Há 40 anos que o País luta por ser uma nação melhor

Independência é sinónimo de desassociação de um ser em relação a outro, do qual dependia ou era por ele dominado. Independência é o estado de quem ou do que tem liberdade ou autonomia. Em política, o conceito de independência de um país ou território é a conquista e manutenção da sua soberania política e económica.

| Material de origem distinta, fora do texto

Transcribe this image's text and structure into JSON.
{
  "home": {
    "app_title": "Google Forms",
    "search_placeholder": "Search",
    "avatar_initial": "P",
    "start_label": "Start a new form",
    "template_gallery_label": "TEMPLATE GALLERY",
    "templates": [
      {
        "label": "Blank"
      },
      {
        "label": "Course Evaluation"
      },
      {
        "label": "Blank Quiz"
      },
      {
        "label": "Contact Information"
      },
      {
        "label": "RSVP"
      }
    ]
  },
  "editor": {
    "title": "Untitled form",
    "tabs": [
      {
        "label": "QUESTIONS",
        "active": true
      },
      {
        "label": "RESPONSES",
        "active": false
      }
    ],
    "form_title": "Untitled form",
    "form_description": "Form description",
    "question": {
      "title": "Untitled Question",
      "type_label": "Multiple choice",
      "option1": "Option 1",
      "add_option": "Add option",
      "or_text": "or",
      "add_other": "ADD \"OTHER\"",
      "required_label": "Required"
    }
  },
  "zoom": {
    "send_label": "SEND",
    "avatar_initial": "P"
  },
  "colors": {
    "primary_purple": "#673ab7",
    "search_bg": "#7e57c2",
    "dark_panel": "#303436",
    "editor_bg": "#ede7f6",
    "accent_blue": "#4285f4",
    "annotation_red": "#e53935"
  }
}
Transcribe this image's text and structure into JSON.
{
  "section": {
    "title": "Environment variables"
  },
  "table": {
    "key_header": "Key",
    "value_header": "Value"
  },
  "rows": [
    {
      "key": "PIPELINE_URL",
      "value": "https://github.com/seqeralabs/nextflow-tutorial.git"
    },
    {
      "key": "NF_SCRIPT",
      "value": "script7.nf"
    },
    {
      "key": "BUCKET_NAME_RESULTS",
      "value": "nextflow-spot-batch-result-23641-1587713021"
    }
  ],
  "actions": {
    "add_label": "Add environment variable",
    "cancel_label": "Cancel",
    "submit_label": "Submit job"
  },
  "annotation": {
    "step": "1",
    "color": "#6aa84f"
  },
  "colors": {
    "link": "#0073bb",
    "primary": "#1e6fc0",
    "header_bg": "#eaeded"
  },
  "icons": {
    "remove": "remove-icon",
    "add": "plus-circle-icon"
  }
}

O País conquistou-a há 40 anos. Na época, a nação celebrou, brindou, gritou, dançou. Hoje volta a celebrar, mas talvez com menos euforia. O poder dos factos históricos ganha relatividade perante o poder dos factos económicos da actualidade. O protagonismo do 11 de Novembro é uno e é grande. Mas os players económicos, os leitores e os anunciantes da revista Rumo mostram-se hoje mais focados nos desafios actuais e nos dos próximos 40 anos.
Com a ambição de tornar a Rumo um documento histórico, que verse sobre o passado e sobre o futuro, a publicação passa em revista o balanço das grandes reformas económicas e financeiras destes 40 anos, faz a análise ao detalhe da progressão dos sectores de actividade mais relevantes da economia e ajuda no estabelecimento de metas que estes devem e podem alcançar, sem esquecer os desafios futuros para
o País. A Rumo convidou uma nova geração de gestores, homens e mulheres, para identificarem esses desafios para os próximos 40 anos.
Antever como serão os próximos 40 anos talvez seja um pouco ambicioso. Mas sem ambição não haverá um País melhor. Por isso, por Angola, arriscamos. Arriscamos antever e apontar rumos para uma nação que quer crescer, que quer progredir. Contudo, pelo menos para os próximos 10 anos, Angola terá de superar cinco desafios determinantes e interdependentes: o crescimento com redistribuição de rendimento, a diversificação económica, os recursos humanos mais qualificados, as instituições públicas fortes (e independentes) e a estabilidade política e social. Os dirigentes angolanos, após terem mantido o foco na construção de infra-estruturas e de instituições do Estado (das quais o País realmente carecia), poderiam agora inserir na agenda outras prioridades, como a diminuição da pobreza e a aposta na formação qualificada da juventude.
A independência de Angola não foi apenas o início da paz, mas o início de uma nova fase. O aniversário dos 40 anos da independência também não é um fim em si mesmo, mas um início. Para este início de uma nova era devemos depositar esperanças numa nova geração, seja ela de industriais, banqueiros, comerciantes, seja de empreendedores em geral. Uma nova geração mais aberta ao mundo, mais qualificada e preocupada com a sustentabilidade da nação e das pessoas em geral. Em suma, o respeito pelo ser humano.